Perhaps, in such re-telling of the sower parable, some preachers do not give enough attention to something else which Jesus said (and, again, we find this in the part which the lectionary leaves out). Jesus also said, and Matthew reports this, that the understanding of the mysterion is a gift, which in Greek is dedotai, donation. Now, if even our capacity to understand God’s word is a gift, then who can boast? Who can thank God that their heart comprises good soil, while another’s does not? And who, in the end, can know who is in an who is out? Who can know if they’ve really grasped the mystery of the kingdom?
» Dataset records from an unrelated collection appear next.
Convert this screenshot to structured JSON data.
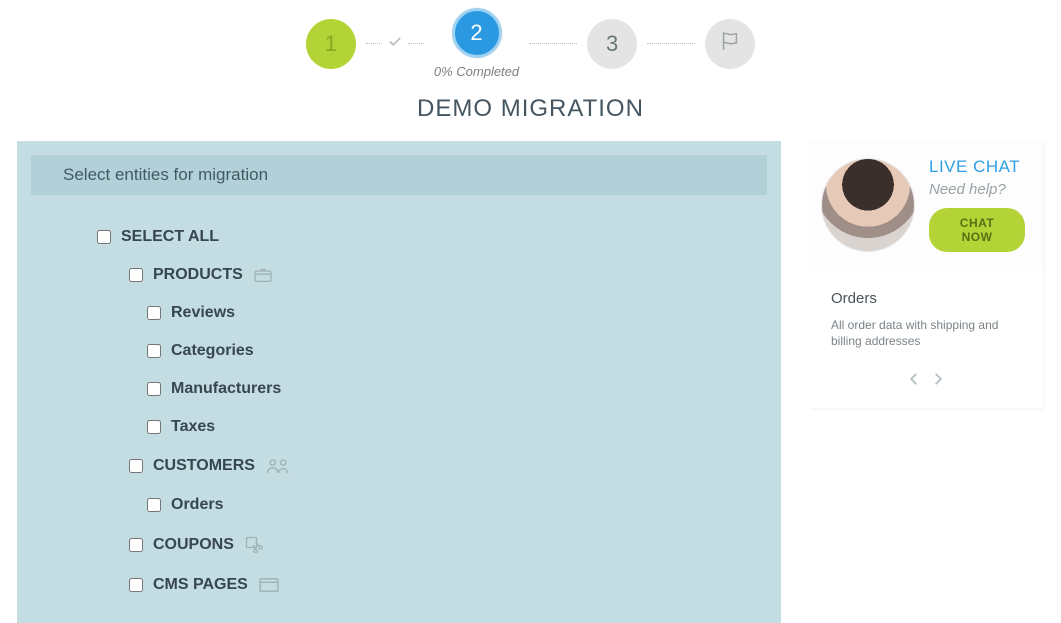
{
  "stepper": {
    "s1": "1",
    "s2": "2",
    "s3": "3",
    "completed": "0% Completed"
  },
  "title": "DEMO MIGRATION",
  "panel": {
    "heading": "Select entities for migration",
    "select_all": "SELECT ALL",
    "products": "PRODUCTS",
    "reviews": "Reviews",
    "categories": "Categories",
    "manufacturers": "Manufacturers",
    "taxes": "Taxes",
    "customers": "CUSTOMERS",
    "orders": "Orders",
    "coupons": "COUPONS",
    "cms_pages": "CMS PAGES"
  },
  "chat": {
    "title": "LIVE CHAT",
    "sub": "Need help?",
    "button": "CHAT NOW"
  },
  "info": {
    "title": "Orders",
    "desc": "All order data with shipping and billing addresses"
  }
}
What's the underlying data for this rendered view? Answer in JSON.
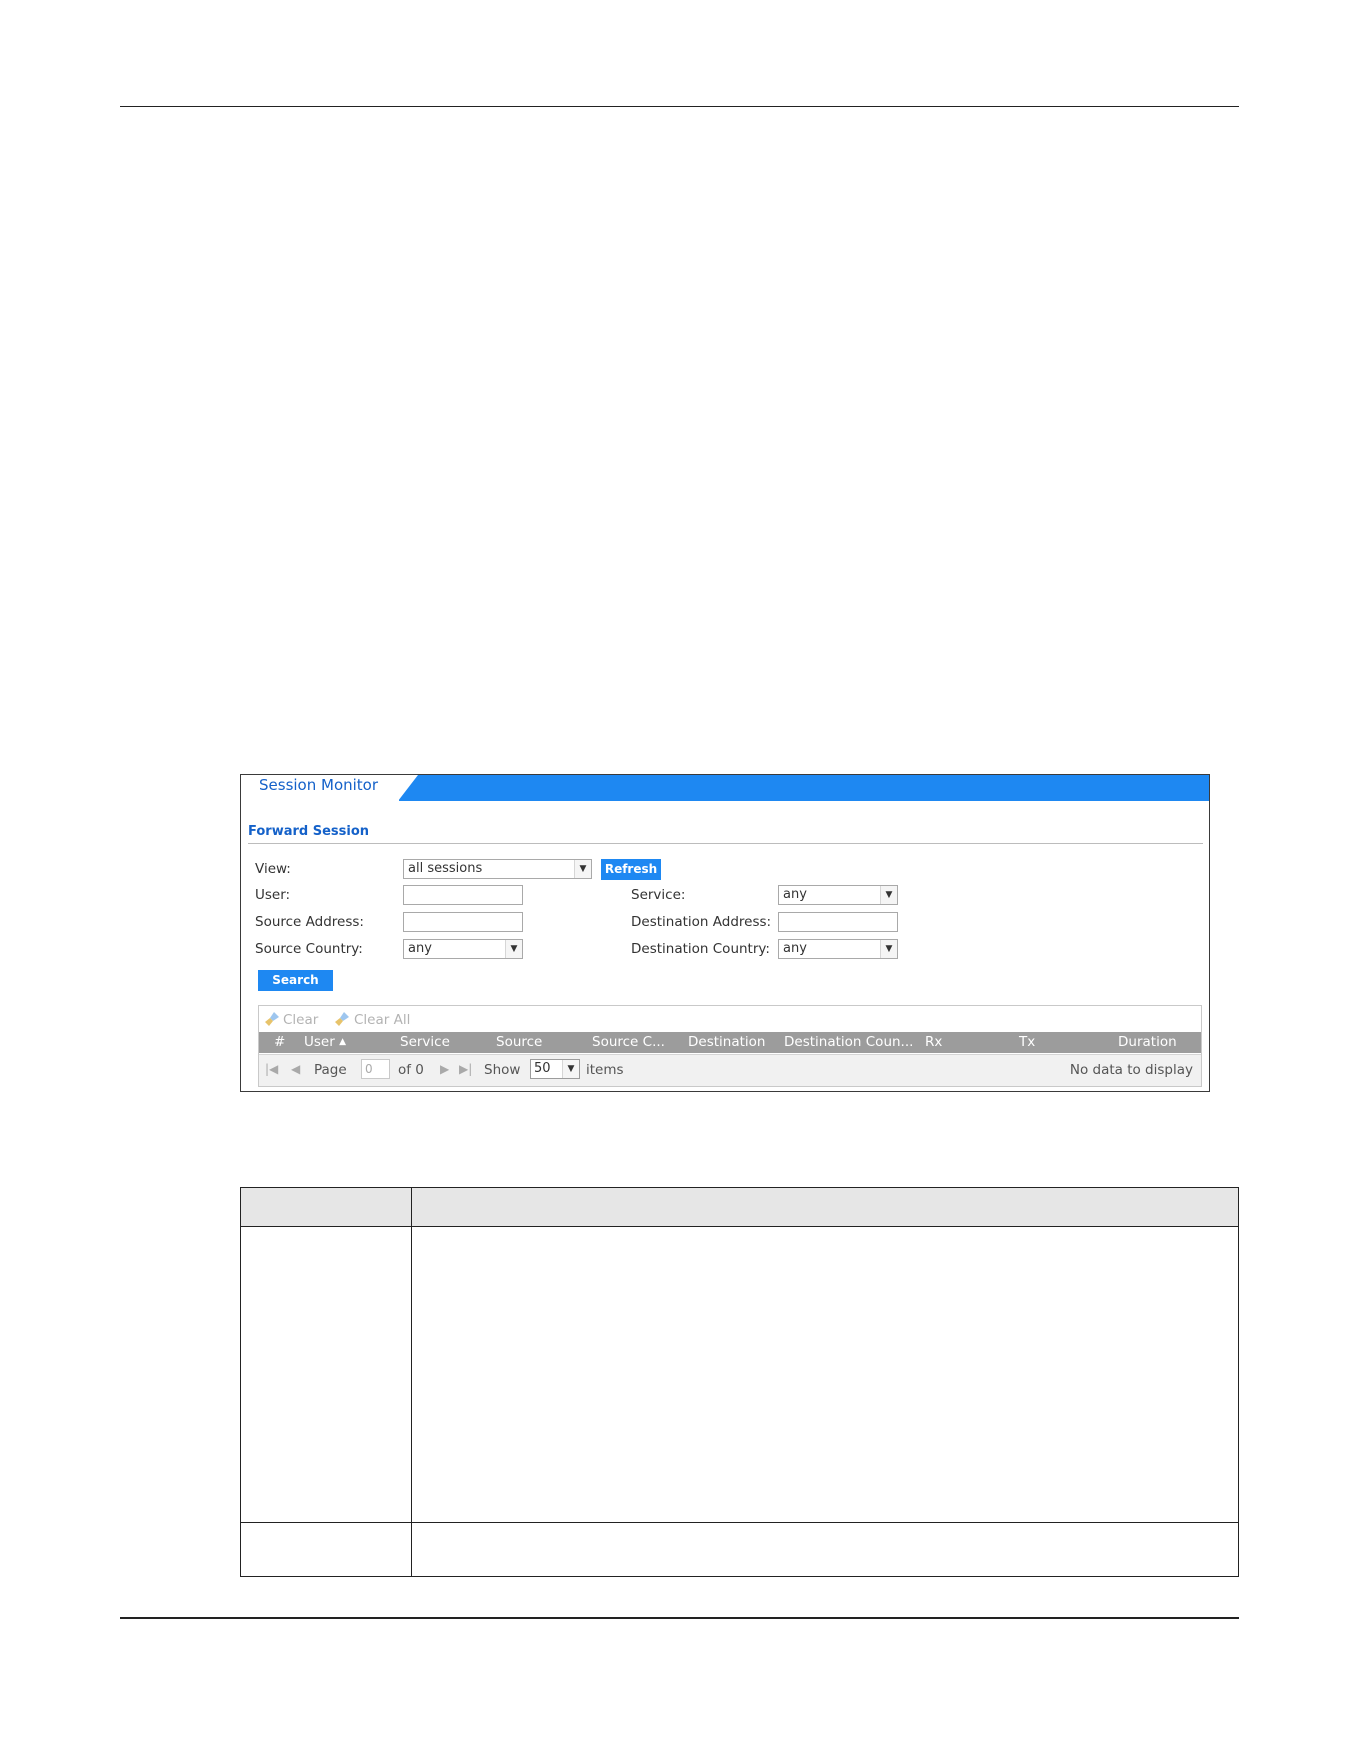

Now that, that little detail, preserves for me the original subversiveness of the parable and the Parabler. That little detail, that the word of God is a gift which ever remains a gift, reminds me that what I see and what I know of God and his ways are mine not because of my status and history in the community of faith, but by virtue of God’s love and grace alone. There is no reason, therefore, for me to look upon myself as either an insider or an outsider. All who know something of God’s love and liberation, whatever their status in terms of spiritual affiliation or godliness, do so because of God’s grace. No more. No less. Grace is the great leveller, the great parabolic subverter of status, even and especially within the realm of the Spirit. Friends, if we could grasp that, then we would also have grasped that there is nothing to grasp. For it is only by letting go of all we know, only by relinquishing that tribal need to define who is in and who is out, that any of us shall, in the end, show forth a kingdom which is from God. In the end, that is all that is clear to me. But it is enough.